Sunnyvale, CA-based cybersecurity company Proofpoint has long had a presence in the privacy field, starting with its e-mail privacy protections, says Ryan Kalember, a cybersecurity strategy leader at Proofpoint. The company’s scope on the privacy front now extends to tracking sensitive data in client data centers as well as data captured by Web-based software, and helping clients conform to standards set by GDPR, HIPAA, COPPA, and other regulations.
“While we don’t disclose our revenue for privacy specifically, it is a meaningful contributor to our archiving/privacy/governance segment, which represented 23 percent of our Q4 2017 revenue ($145.4 million),” Kalember says. “We see the movement of data from on-premises into the cloud as being a significant driver of future opportunities.”
Among the specialized Bay Area privacy companies are Wickr, which operates a secure messaging system for companies, and CipherCloud, which concentrates on the movement of sensitive information from client networks into the Web-based storage and software environment.
A U.S. privacy tech mini-tour
Other companies in Xconomy’s coverage areas that are part of the privacy tech and services sector are:
—Cambridge, MA-based Resilient Systems, which was acquired by IBM Security in 2016, specializes in helping companies respond to data breaches and other incidents. The unit, now named IBM Resilient, has incorporated GDPR’s guidelines into its incident response platform to prepare clients to quickly make the required breach notifications.
—Seattle-based Integris Software is a startup founded in 2016 to focus on privacy compliance by mapping the data held by clients, and automating record-keeping to conform to GDPR standards. Its early investors include Madrona Venture Group, Amplify Partners, Ignition Partners, Keeler Investments, Antecedent VC, and Sian Ventures.
—New York risk assessment firm Security Scorecard, founded in 2013, rates companies and their vendors for their strength in cybersecurity protections, and also for their compliance with GDPR and other privacy regulations.

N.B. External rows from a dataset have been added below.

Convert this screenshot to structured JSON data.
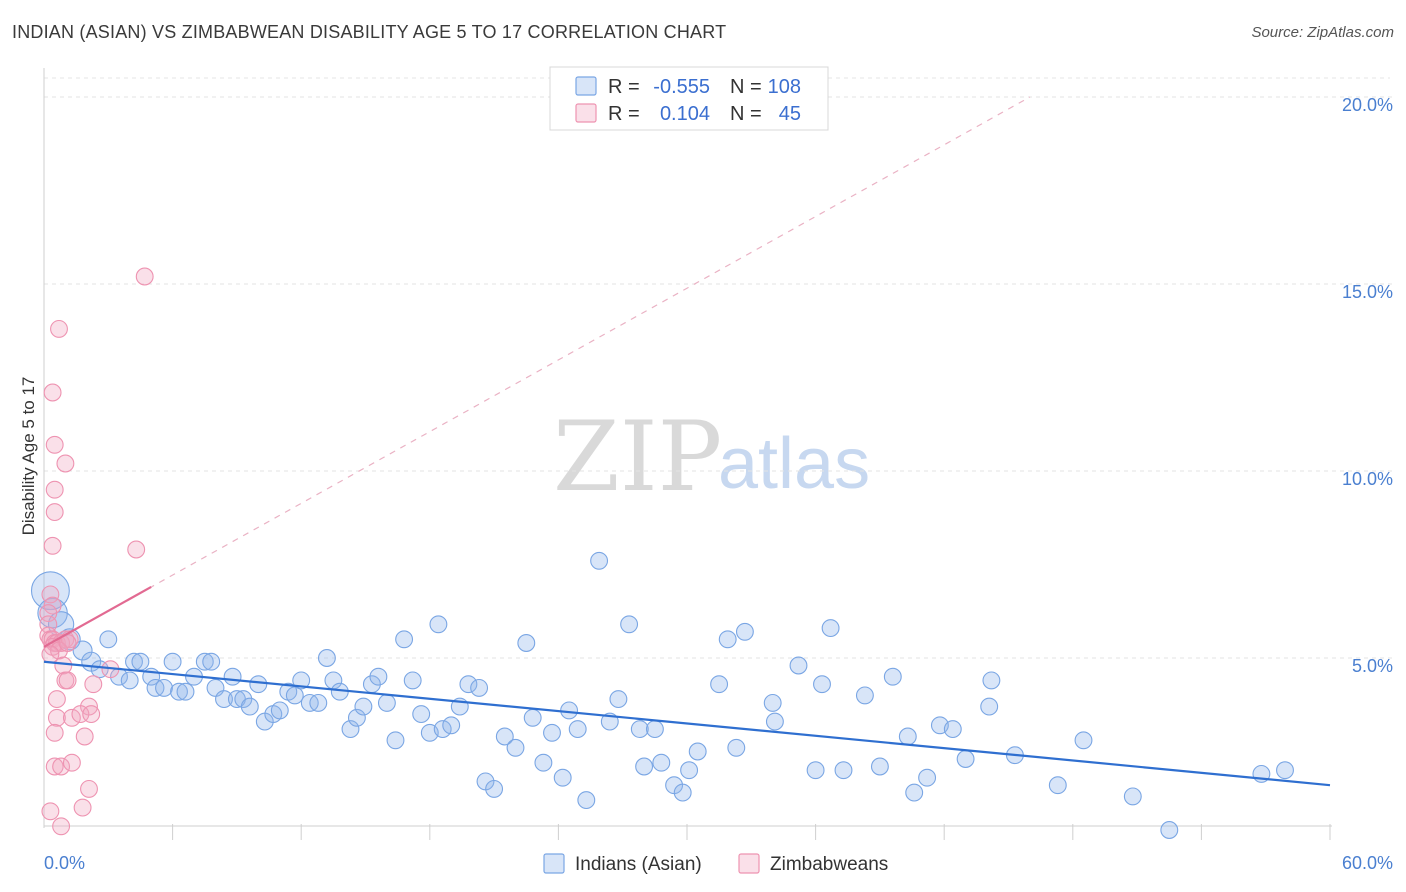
{
  "header": {
    "title": "INDIAN (ASIAN) VS ZIMBABWEAN DISABILITY AGE 5 TO 17 CORRELATION CHART",
    "source": "Source: ZipAtlas.com"
  },
  "watermark": {
    "zip": "ZIP",
    "atlas": "atlas"
  },
  "legend": {
    "rows": [
      {
        "r_label": "R =",
        "r_value": "-0.555",
        "n_label": "N =",
        "n_value": "108",
        "color": "#8fb5ea"
      },
      {
        "r_label": "R =",
        "r_value": "0.104",
        "n_label": "N =",
        "n_value": "45",
        "color": "#f2a7bf"
      }
    ]
  },
  "bottom_legend": {
    "items": [
      {
        "label": "Indians (Asian)",
        "color": "#8fb5ea"
      },
      {
        "label": "Zimbabweans",
        "color": "#f2a7bf"
      }
    ]
  },
  "chart_data": {
    "type": "scatter",
    "title": "INDIAN (ASIAN) VS ZIMBABWEAN DISABILITY AGE 5 TO 17 CORRELATION CHART",
    "xlabel": "",
    "ylabel": "Disability Age 5 to 17",
    "xlim": [
      0,
      60
    ],
    "ylim": [
      0,
      20
    ],
    "x_tick_labels": [
      "0.0%",
      "60.0%"
    ],
    "y_ticks": [
      {
        "value": 5,
        "label": "5.0%"
      },
      {
        "value": 10,
        "label": "10.0%"
      },
      {
        "value": 15,
        "label": "15.0%"
      },
      {
        "value": 20,
        "label": "20.0%"
      }
    ],
    "grid": true,
    "legend_position": "top-center",
    "series": [
      {
        "name": "Indians (Asian)",
        "color": "#8fb5ea",
        "line_color": "#2f6fd0",
        "trend": {
          "x": [
            0,
            60
          ],
          "y": [
            4.9,
            1.6
          ]
        },
        "points": [
          [
            0.3,
            6.8,
            18
          ],
          [
            0.4,
            6.2,
            14
          ],
          [
            0.8,
            5.9,
            12
          ],
          [
            1.2,
            5.5,
            10
          ],
          [
            1.8,
            5.2,
            9
          ],
          [
            2.2,
            4.9,
            9
          ],
          [
            2.6,
            4.7,
            8
          ],
          [
            3.0,
            5.5,
            8
          ],
          [
            3.5,
            4.5,
            8
          ],
          [
            4.0,
            4.4,
            8
          ],
          [
            4.2,
            4.9,
            8
          ],
          [
            4.5,
            4.9,
            8
          ],
          [
            5.0,
            4.5,
            8
          ],
          [
            5.2,
            4.2,
            8
          ],
          [
            5.6,
            4.2,
            8
          ],
          [
            6.0,
            4.9,
            8
          ],
          [
            6.3,
            4.1,
            8
          ],
          [
            6.6,
            4.1,
            8
          ],
          [
            7.0,
            4.5,
            8
          ],
          [
            7.5,
            4.9,
            8
          ],
          [
            7.8,
            4.9,
            8
          ],
          [
            8.0,
            4.2,
            8
          ],
          [
            8.4,
            3.9,
            8
          ],
          [
            8.8,
            4.5,
            8
          ],
          [
            9.0,
            3.9,
            8
          ],
          [
            9.3,
            3.9,
            8
          ],
          [
            9.6,
            3.7,
            8
          ],
          [
            10.0,
            4.3,
            8
          ],
          [
            10.3,
            3.3,
            8
          ],
          [
            10.7,
            3.5,
            8
          ],
          [
            11.0,
            3.6,
            8
          ],
          [
            11.4,
            4.1,
            8
          ],
          [
            11.7,
            4.0,
            8
          ],
          [
            12.0,
            4.4,
            8
          ],
          [
            12.4,
            3.8,
            8
          ],
          [
            12.8,
            3.8,
            8
          ],
          [
            13.2,
            5.0,
            8
          ],
          [
            13.5,
            4.4,
            8
          ],
          [
            13.8,
            4.1,
            8
          ],
          [
            14.3,
            3.1,
            8
          ],
          [
            14.6,
            3.4,
            8
          ],
          [
            14.9,
            3.7,
            8
          ],
          [
            15.3,
            4.3,
            8
          ],
          [
            15.6,
            4.5,
            8
          ],
          [
            16.0,
            3.8,
            8
          ],
          [
            16.4,
            2.8,
            8
          ],
          [
            16.8,
            5.5,
            8
          ],
          [
            17.2,
            4.4,
            8
          ],
          [
            17.6,
            3.5,
            8
          ],
          [
            18.0,
            3.0,
            8
          ],
          [
            18.4,
            5.9,
            8
          ],
          [
            18.6,
            3.1,
            8
          ],
          [
            19.0,
            3.2,
            8
          ],
          [
            19.4,
            3.7,
            8
          ],
          [
            19.8,
            4.3,
            8
          ],
          [
            20.3,
            4.2,
            8
          ],
          [
            20.6,
            1.7,
            8
          ],
          [
            21.0,
            1.5,
            8
          ],
          [
            21.5,
            2.9,
            8
          ],
          [
            22.0,
            2.6,
            8
          ],
          [
            22.5,
            5.4,
            8
          ],
          [
            22.8,
            3.4,
            8
          ],
          [
            23.3,
            2.2,
            8
          ],
          [
            23.7,
            3.0,
            8
          ],
          [
            24.2,
            1.8,
            8
          ],
          [
            24.5,
            3.6,
            8
          ],
          [
            24.9,
            3.1,
            8
          ],
          [
            25.3,
            1.2,
            8
          ],
          [
            25.9,
            7.6,
            8
          ],
          [
            26.4,
            3.3,
            8
          ],
          [
            26.8,
            3.9,
            8
          ],
          [
            27.3,
            5.9,
            8
          ],
          [
            27.8,
            3.1,
            8
          ],
          [
            28.0,
            2.1,
            8
          ],
          [
            28.5,
            3.1,
            8
          ],
          [
            28.8,
            2.2,
            8
          ],
          [
            29.4,
            1.6,
            8
          ],
          [
            29.8,
            1.4,
            8
          ],
          [
            30.1,
            2.0,
            8
          ],
          [
            30.5,
            2.5,
            8
          ],
          [
            31.5,
            4.3,
            8
          ],
          [
            31.9,
            5.5,
            8
          ],
          [
            32.3,
            2.6,
            8
          ],
          [
            32.7,
            5.7,
            8
          ],
          [
            34.0,
            3.8,
            8
          ],
          [
            34.1,
            3.3,
            8
          ],
          [
            35.2,
            4.8,
            8
          ],
          [
            36.0,
            2.0,
            8
          ],
          [
            36.3,
            4.3,
            8
          ],
          [
            36.7,
            5.8,
            8
          ],
          [
            37.3,
            2.0,
            8
          ],
          [
            38.3,
            4.0,
            8
          ],
          [
            39.0,
            2.1,
            8
          ],
          [
            39.6,
            4.5,
            8
          ],
          [
            40.3,
            2.9,
            8
          ],
          [
            40.6,
            1.4,
            8
          ],
          [
            41.2,
            1.8,
            8
          ],
          [
            41.8,
            3.2,
            8
          ],
          [
            42.4,
            3.1,
            8
          ],
          [
            43.0,
            2.3,
            8
          ],
          [
            44.1,
            3.7,
            8
          ],
          [
            44.2,
            4.4,
            8
          ],
          [
            45.3,
            2.4,
            8
          ],
          [
            47.3,
            1.6,
            8
          ],
          [
            48.5,
            2.8,
            8
          ],
          [
            50.8,
            1.3,
            8
          ],
          [
            52.5,
            0.4,
            8
          ],
          [
            56.8,
            1.9,
            8
          ],
          [
            57.9,
            2.0,
            8
          ]
        ]
      },
      {
        "name": "Zimbabweans",
        "color": "#f2a7bf",
        "line_color": "#e26a92",
        "trend": {
          "x": [
            0,
            5
          ],
          "y": [
            5.3,
            6.9
          ]
        },
        "trend_extended": {
          "x": [
            0,
            46
          ],
          "y": [
            5.3,
            20.0
          ]
        },
        "points": [
          [
            4.7,
            15.2,
            8
          ],
          [
            0.7,
            13.8,
            8
          ],
          [
            0.4,
            12.1,
            8
          ],
          [
            0.5,
            10.7,
            8
          ],
          [
            1.0,
            10.2,
            8
          ],
          [
            0.5,
            9.5,
            8
          ],
          [
            0.5,
            8.9,
            8
          ],
          [
            0.4,
            8.0,
            8
          ],
          [
            4.3,
            7.9,
            8
          ],
          [
            0.3,
            6.7,
            8
          ],
          [
            0.4,
            6.4,
            8
          ],
          [
            0.2,
            6.2,
            8
          ],
          [
            0.2,
            5.9,
            8
          ],
          [
            0.2,
            5.6,
            8
          ],
          [
            0.3,
            5.5,
            8
          ],
          [
            0.4,
            5.5,
            8
          ],
          [
            0.5,
            5.4,
            8
          ],
          [
            0.6,
            5.4,
            8
          ],
          [
            0.8,
            5.4,
            8
          ],
          [
            1.0,
            5.5,
            8
          ],
          [
            1.2,
            5.5,
            8
          ],
          [
            0.4,
            5.3,
            8
          ],
          [
            0.7,
            5.2,
            8
          ],
          [
            1.1,
            5.4,
            8
          ],
          [
            0.3,
            5.1,
            8
          ],
          [
            0.9,
            4.8,
            8
          ],
          [
            3.1,
            4.7,
            8
          ],
          [
            1.0,
            4.4,
            8
          ],
          [
            1.1,
            4.4,
            8
          ],
          [
            2.3,
            4.3,
            8
          ],
          [
            0.6,
            3.9,
            8
          ],
          [
            2.1,
            3.7,
            8
          ],
          [
            0.6,
            3.4,
            8
          ],
          [
            1.3,
            3.4,
            8
          ],
          [
            1.7,
            3.5,
            8
          ],
          [
            2.2,
            3.5,
            8
          ],
          [
            0.5,
            3.0,
            8
          ],
          [
            1.9,
            2.9,
            8
          ],
          [
            0.5,
            2.1,
            8
          ],
          [
            0.8,
            2.1,
            8
          ],
          [
            1.3,
            2.2,
            8
          ],
          [
            2.1,
            1.5,
            8
          ],
          [
            1.8,
            1.0,
            8
          ],
          [
            0.8,
            0.5,
            8
          ],
          [
            0.3,
            0.9,
            8
          ]
        ]
      }
    ]
  }
}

—Cary, NC-based SAS had its origins in a North Carolina State University project to analyze agricultural research. Founded in 1976, it grew into a global business analytics software company with more than 14,000 employees and 2017 revenue of $3.24 billion. SAS now offers wide-ranging privacy services that map personal data across client networks and produce audit reports.
—Boulder, CO-based 3PHealth manages secure communications between patients and healthcare providers. It gives patients control over the personal information they submit, and how it is shared within the healthcare system.
—San Antonio, TX-based Vysk takes a hardware approach to securing the privacy of smartphone conversations. It sells a smartphone case that jams the phone’s internal microphone, routing speech instead through the microphone in the case. The audio is encrypted and transmitted through Vysk’s private network to the receiver of the call.